Abstract

Deuterium NMR spectroscopy of 2H2O has been used to monitor the magnetic-field-induced order on approaching a transition to a nematic phase in isotropic solutions of disklike micelles of cesium pentadecafluorooctanoate. Highly accurate data on the phase boundaries and spinodals have been obtained for solutions with volume fraction concentration straight phi between 0.078 and 0.201. The quantity TIN-T*, where T* is the spinodal limit of the isotropic phase and TIN is the temperature at which the nematic phase first appears on cooling, decreases linearly with decreasing concentration, extrapolating to zero only at zero concentration. Thus, there is no evidence to support the presence of a Landau point along the transition line as has previously been conjectured. The values for (TIN-T*)/TIN are in the range 10(-5)-10(-4), up to two orders of magnitude smaller than corresponding values reported for calamitic thermotropic nematics. The transition gap (phiNI-phiIN)/phiIN approximately 0.33% for phi<0.20 is also very small, although finite as required for a first-order phase transition.

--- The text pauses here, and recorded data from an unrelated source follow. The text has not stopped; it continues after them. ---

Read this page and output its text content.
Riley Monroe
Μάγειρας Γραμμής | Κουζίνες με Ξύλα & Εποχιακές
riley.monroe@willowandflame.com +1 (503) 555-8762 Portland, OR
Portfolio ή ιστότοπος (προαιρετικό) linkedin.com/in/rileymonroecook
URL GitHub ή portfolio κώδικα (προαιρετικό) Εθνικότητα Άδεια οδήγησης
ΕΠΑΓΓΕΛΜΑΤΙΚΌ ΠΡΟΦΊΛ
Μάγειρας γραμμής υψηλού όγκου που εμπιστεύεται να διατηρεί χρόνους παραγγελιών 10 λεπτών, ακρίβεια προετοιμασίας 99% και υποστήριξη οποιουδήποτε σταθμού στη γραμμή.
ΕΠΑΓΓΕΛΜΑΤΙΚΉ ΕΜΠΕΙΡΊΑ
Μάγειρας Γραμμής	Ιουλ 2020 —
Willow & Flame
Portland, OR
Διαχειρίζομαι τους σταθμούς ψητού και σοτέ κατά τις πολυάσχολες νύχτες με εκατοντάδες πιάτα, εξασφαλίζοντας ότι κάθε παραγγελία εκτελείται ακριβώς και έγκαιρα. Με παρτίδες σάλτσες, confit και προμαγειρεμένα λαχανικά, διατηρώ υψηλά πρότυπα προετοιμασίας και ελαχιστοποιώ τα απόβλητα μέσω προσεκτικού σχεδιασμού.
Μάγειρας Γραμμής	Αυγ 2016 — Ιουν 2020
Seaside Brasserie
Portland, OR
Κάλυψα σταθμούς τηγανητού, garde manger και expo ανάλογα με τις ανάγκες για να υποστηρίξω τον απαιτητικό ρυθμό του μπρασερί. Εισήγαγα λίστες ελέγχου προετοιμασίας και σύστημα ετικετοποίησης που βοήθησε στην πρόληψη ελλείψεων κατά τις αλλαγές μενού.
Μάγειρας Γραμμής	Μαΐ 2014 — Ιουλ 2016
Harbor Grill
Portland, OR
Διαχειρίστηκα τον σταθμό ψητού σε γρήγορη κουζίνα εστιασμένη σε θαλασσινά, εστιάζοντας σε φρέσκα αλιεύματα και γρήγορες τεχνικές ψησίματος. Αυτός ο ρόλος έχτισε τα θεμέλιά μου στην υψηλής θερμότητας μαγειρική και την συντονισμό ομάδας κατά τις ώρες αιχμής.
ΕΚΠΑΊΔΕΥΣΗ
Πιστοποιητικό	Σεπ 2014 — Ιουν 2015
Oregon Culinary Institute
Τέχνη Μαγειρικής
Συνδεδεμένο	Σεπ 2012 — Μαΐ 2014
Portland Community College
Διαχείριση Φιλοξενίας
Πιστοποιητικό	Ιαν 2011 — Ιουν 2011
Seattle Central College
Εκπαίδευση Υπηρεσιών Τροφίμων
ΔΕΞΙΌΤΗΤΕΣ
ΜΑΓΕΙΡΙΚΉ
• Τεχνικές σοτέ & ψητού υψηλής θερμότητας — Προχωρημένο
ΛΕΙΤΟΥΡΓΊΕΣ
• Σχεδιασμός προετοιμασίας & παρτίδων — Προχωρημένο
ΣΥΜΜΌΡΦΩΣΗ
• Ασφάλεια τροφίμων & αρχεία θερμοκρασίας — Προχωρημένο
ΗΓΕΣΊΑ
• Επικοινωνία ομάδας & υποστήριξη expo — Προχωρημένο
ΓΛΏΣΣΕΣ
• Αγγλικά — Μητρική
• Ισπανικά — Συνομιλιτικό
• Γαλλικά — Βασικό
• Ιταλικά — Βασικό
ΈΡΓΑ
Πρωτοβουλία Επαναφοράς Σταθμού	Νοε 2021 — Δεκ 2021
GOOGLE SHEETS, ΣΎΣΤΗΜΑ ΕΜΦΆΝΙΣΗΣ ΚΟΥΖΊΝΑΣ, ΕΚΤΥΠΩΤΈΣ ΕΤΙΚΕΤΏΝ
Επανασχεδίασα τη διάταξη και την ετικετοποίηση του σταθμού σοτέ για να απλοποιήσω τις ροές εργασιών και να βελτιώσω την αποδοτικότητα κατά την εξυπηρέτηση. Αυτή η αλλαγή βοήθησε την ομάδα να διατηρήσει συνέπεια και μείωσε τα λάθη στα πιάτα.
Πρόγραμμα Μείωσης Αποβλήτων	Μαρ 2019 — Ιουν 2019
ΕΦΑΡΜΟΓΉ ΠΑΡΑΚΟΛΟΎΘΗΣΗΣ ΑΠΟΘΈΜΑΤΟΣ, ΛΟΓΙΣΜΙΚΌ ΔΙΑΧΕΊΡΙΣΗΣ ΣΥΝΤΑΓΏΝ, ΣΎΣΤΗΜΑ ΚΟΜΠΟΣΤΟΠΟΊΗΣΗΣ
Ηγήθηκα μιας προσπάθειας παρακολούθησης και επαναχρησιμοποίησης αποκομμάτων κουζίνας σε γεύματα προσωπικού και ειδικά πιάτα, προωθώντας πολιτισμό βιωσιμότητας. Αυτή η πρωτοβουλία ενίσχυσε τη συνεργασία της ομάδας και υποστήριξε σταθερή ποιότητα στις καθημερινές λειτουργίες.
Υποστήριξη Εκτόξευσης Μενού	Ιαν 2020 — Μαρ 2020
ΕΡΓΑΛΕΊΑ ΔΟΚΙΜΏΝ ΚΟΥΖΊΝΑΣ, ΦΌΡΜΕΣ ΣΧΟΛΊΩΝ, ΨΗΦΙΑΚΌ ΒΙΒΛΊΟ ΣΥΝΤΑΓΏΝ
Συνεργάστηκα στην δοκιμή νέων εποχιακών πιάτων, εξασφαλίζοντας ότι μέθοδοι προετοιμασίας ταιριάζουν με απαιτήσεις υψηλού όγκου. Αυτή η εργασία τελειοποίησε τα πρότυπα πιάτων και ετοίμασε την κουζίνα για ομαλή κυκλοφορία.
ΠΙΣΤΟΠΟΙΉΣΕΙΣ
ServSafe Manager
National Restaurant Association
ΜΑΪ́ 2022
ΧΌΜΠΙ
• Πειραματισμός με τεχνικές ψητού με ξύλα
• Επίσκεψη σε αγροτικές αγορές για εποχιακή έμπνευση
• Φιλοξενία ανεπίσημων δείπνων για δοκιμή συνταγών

These data, when combined with previously measured properties, present an intriguing picture of the isotropic-to-nematic phase transition in a paradigmatic system of self-assembled diskotic particles. However, it is not completely clear, within the context of current theoretical understanding, whether the behavior of this system is explicable by hard-particle models, or if the self-assembly plays a crucial role in weakening the phase transition.